Puisque tous les hommes possèdent une âme rationnelle et sont créés à la ressemblance de Dieu, puisqu'ils ont la même nature et la même origine, qu'ils ont été rachetés par le Christ et qu'ils jouissent de la même vocation et du même destin divins, l'égalité fondamentale de tous doit être de plus en plus reconnue.

Le paragraphe suivant, sorti du contexte du début, est ambigu :

Néanmoins, dans le respect des droits fondamentaux de la personne, tout type de discrimination, qu'elle soit sociale ou culturelle, qu'elle soit fondée sur le sexe, la race, la couleur, la condition sociale, la langue ou la religion, doit être surmonté et éradiqué comme contraire à l'intention de Dieu.

Lorsque la deuxième citation est sortie de son contexte et lue dans "l'esprit" du climat révolutionnaire des années 1960 (et du nôtre), elle ouvre la porte à des notions radicales concernant la sexualité, l'identité de genre, le mariage, et une myriade d'autres canards culturels se présentant comme des réalités qui vont à l'encontre de l'enseignement de l'Église. Cependant, s'il est lu dans les limites de la clause de l'âme rationnelle de l'homme, la confusion est contrecarrée et la porte est fermée aux revendications irrationnelles de discrimination. Les documents du Concile, lorsqu'ils sont lus attentivement et dans leur intégralité, sont enracinés dans la tradition de foi et de raison de l'Église. Ils sont fondés sur le droit naturel.

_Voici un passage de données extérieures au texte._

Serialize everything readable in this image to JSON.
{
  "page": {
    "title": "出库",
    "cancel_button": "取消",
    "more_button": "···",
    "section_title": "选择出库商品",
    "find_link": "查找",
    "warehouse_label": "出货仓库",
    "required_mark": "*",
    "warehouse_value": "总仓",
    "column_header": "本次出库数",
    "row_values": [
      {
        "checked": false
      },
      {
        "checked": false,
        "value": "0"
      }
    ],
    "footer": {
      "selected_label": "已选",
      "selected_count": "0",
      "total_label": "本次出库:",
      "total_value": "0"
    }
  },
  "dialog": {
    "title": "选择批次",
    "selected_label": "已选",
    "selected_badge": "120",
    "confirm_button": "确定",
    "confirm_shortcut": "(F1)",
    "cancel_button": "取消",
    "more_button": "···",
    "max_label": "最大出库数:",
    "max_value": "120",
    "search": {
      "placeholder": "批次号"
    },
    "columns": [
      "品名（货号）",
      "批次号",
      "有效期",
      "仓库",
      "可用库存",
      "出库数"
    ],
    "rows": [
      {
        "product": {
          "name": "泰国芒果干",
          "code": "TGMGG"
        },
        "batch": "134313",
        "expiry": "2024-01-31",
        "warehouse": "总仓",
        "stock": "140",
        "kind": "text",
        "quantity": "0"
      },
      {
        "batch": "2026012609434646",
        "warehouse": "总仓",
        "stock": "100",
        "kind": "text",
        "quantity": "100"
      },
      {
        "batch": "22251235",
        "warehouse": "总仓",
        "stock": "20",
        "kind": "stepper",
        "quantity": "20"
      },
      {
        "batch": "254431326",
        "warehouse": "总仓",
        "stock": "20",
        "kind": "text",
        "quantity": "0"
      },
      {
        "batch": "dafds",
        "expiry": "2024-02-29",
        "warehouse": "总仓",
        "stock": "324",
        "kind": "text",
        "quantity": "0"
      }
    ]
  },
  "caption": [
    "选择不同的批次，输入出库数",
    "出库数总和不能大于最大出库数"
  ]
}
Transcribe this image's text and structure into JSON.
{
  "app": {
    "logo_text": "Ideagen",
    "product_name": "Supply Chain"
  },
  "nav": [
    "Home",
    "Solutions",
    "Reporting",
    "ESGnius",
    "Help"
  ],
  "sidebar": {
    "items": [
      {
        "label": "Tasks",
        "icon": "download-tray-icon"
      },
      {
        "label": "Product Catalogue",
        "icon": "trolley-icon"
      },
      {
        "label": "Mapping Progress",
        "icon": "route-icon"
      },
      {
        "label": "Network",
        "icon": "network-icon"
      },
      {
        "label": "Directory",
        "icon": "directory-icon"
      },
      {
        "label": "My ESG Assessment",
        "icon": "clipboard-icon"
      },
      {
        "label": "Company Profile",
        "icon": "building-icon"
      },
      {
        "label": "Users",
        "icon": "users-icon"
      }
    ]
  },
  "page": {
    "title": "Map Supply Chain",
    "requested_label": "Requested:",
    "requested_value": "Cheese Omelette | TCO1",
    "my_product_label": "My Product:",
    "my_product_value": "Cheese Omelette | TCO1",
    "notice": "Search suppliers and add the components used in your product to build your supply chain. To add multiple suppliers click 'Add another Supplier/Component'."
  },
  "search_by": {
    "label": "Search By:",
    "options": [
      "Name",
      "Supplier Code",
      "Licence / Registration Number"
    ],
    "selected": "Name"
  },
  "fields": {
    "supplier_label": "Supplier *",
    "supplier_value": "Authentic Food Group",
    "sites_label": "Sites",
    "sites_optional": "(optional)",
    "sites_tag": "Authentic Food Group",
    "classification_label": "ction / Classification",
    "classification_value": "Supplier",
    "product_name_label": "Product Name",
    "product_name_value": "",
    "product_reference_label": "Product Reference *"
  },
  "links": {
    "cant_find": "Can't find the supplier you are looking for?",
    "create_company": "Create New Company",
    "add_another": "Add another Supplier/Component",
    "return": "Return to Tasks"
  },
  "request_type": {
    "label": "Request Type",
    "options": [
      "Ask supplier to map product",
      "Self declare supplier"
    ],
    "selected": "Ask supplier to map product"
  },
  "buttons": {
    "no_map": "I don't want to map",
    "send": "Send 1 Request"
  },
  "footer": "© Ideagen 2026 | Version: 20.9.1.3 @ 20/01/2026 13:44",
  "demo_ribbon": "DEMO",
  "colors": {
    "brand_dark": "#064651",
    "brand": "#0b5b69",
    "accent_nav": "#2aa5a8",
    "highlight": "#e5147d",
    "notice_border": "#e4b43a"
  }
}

La loi naturelle, la loi humaine et l'irrationnel

La loi naturelle est essentielle pour distinguer le rationnel de l'irrationnel. Pour Thomas d'Aquin, la loi humaine s'appuie sur la loi naturelle et ne peut s'écarter de son esprit. En d'autres termes, lorsque la raison commande l'âme humaine, les gens choisissent ce qui est en accord avec la nature. Si l'émotion domine, qu'il s'agisse d'orgueil ou même d'amour, les gens font souvent des choix en fonction de désirs égoïstes qui sont opposés à la nature.

Si, par exemple, une loi humaine prétend qu'un homme biologique peut s'identifier comme une femme et participer à des compétitions sportives féminines, elle défie la loi naturelle et est donc invalide. Les hommes sont généralement plus forts physiquement que les femmes. C'est un fait de la nature. Interdire aux hommes biologiques de participer à des compétitions sportives féminines n'est donc pas discriminatoire, mais rationnel en ce qu'il est en accord avec la loi naturelle.

Traditionis Custodis, en revanche, est discriminatoire et, ironiquement, contredit ce qu'elle cherche à défendre. L'Église est informée par la tradition de la même manière que les humains sont informés par les chromones et les hormones. Tout comme le changement de sexe est physiquement impossible, la suppression de la messe latine traditionnelle est une contradiction. Elle est contre nature et contraire à la raison. La tradition, comme la loi humaine, doit s'accorder avec la loi naturelle si elle veut être viable.

Pour que Vatican II atteigne son but, les catholiques - dirigeants et laïcs - doivent revenir à ses documents fondamentaux, les enseigner dans leur contexte et éviter le brouhaha qui entoure le Concile et qui mène inévitablement à la division. Nous devons rendre hommage à l'âme rationnelle qui distingue l'homme et le met à part.

Traditionis Custodis apparaît davantage comme une réaction émotionnelle à un problème perçu que comme une réponse rationnelle qui favorise l'unité. Ce n'est pas au monde de fixer l'agenda de l'Église, mais à l'Église de guider le monde. Pour ce faire, l'harmonie entre la foi et la raison est vitale. Lorsque l'émotion est à son comble, même si elle est bien intentionnée et débordante d'amour, la raison doit rester aux commandes pour éviter une descente dans la folie.